In the mornings he was woken by the screaming of a child. Lying on the floor of the room he shared with his friend, he felt disoriented, looking at the ceiling and not recognizing in it the rain-patched brown ceiling he had lived under all his life. And who was that child? Then he remembered: he was in America, living in an apartment in Harlem, and the child screaming was from the family downstairs. She was eight years old and could walk and talk, but still went into wild uncontrollable tantrums that woke the whole apartment. He had seen her once being taken downstairs in one of those baby walker things by her mother, and had thought how old she was to have such bad behavior.
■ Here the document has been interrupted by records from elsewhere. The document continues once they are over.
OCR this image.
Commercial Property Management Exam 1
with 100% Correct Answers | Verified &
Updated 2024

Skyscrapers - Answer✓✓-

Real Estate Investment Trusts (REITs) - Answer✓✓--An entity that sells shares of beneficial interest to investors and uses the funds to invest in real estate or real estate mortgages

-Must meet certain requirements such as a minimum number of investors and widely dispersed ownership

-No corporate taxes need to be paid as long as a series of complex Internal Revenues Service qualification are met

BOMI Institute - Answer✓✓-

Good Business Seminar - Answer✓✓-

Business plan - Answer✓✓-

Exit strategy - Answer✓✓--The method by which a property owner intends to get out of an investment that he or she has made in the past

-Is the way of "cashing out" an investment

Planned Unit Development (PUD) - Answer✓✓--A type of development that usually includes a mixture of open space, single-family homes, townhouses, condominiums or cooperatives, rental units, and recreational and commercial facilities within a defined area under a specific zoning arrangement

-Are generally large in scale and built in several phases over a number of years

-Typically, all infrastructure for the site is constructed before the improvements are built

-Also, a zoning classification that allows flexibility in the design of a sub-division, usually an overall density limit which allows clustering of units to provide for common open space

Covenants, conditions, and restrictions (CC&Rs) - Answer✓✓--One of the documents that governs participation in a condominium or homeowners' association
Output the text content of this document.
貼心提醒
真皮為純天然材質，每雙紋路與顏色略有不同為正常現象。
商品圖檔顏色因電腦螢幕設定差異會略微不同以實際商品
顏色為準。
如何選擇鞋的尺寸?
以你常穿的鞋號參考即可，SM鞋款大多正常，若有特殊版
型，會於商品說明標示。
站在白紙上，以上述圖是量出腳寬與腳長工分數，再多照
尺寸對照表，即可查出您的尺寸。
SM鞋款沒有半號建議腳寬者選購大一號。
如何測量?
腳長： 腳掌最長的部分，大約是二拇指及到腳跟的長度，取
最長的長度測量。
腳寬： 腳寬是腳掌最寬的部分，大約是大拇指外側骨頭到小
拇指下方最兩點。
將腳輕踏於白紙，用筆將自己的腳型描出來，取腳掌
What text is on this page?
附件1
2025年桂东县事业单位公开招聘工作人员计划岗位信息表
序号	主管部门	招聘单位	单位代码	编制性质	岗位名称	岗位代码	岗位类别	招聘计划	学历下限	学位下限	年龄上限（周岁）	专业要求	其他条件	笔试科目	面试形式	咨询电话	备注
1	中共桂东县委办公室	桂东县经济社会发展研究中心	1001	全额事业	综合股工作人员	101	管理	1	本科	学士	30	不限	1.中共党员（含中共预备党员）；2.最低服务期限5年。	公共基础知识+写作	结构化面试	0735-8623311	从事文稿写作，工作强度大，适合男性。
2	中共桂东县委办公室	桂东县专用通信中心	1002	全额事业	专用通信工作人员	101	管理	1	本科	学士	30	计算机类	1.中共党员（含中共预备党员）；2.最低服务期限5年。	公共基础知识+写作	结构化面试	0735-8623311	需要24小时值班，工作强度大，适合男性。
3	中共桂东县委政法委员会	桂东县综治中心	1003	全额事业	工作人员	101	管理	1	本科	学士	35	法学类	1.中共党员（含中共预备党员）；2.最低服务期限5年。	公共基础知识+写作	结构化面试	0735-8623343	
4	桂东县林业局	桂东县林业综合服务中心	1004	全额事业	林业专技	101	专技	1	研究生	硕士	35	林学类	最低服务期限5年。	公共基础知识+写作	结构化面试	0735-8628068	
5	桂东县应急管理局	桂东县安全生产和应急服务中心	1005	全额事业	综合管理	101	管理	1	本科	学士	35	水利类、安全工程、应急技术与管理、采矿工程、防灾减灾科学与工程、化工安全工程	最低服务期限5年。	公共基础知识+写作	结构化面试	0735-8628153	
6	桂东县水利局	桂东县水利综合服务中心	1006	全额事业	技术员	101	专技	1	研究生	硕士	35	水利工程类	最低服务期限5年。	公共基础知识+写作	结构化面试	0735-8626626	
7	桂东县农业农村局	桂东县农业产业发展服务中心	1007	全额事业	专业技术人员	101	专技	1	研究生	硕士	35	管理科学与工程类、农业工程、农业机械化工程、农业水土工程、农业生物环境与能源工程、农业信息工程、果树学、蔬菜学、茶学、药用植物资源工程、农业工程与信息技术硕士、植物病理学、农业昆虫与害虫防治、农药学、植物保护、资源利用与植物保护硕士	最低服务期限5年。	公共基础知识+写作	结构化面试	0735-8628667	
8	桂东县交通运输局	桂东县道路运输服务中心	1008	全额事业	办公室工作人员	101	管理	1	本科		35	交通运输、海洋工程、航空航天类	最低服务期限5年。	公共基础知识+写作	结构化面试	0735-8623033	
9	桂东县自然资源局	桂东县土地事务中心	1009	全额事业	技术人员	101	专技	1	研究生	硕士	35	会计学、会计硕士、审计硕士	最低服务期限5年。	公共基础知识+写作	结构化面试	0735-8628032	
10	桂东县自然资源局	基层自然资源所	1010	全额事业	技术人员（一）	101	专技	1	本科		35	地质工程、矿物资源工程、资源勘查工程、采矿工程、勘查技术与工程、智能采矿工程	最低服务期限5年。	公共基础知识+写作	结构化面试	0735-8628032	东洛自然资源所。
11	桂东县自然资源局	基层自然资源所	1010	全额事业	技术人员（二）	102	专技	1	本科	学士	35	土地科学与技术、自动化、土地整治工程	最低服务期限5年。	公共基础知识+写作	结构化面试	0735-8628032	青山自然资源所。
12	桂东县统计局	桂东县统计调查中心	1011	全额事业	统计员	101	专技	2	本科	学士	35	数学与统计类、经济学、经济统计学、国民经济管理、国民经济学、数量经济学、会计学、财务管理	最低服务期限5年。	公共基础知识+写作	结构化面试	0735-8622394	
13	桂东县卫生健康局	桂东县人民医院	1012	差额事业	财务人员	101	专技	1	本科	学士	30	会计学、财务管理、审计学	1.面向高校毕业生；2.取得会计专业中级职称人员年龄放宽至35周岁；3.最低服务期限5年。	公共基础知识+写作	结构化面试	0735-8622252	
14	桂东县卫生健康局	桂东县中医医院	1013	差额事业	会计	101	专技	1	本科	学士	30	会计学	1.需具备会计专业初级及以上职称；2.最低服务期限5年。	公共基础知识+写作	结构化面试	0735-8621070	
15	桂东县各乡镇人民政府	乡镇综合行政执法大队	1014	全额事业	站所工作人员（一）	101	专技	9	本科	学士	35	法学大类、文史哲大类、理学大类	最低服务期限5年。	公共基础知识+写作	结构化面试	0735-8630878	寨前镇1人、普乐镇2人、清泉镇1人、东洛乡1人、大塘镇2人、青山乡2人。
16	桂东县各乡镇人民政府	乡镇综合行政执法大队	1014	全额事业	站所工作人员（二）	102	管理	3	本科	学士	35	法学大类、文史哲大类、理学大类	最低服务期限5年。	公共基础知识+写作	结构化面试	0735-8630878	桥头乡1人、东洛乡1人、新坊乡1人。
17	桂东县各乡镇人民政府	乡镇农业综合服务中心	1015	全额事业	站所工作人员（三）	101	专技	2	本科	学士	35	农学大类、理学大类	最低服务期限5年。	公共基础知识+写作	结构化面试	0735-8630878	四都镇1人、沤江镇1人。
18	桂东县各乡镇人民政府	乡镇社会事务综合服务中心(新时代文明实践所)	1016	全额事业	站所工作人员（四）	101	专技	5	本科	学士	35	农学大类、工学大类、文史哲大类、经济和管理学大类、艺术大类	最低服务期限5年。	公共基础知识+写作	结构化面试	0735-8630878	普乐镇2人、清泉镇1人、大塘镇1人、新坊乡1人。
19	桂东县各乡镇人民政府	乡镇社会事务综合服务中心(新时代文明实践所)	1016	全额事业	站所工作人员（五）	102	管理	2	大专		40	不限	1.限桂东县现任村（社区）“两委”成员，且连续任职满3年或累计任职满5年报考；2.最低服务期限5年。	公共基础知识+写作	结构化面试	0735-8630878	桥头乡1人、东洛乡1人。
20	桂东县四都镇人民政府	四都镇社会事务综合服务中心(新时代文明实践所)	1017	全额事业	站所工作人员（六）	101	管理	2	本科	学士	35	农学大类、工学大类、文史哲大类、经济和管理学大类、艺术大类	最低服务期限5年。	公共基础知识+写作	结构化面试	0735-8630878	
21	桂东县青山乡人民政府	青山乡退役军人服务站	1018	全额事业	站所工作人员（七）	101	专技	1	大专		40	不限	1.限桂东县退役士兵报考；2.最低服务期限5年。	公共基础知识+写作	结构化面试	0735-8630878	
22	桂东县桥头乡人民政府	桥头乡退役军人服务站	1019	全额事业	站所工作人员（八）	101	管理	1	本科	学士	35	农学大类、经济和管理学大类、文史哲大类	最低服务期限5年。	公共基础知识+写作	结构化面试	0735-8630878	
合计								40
She had started screaming at that point, as if she had read his thoughts, and, to his eternal surprise and mortification, her mother had begged her to stop, to please, please not scream, and in such a voice of pleading, as if asking her a favor! He had almost reached forward and slapped them both, shaking the mother and saying you are the parent here!, and had only stopped himself in time, remembering where he was and quickly rushing up the stairs and leaving them on the landing. He had heard about the indiscipline of toubab children, but seeing it now shocked him. What kid in Nyanija village would dare behave like this, in the presence of any adult? He felt self-righteous and proud: at least this was one thing his culture had gotten right, much more right than they had here. A child listened to its elders, or got punished, instantly and painfully.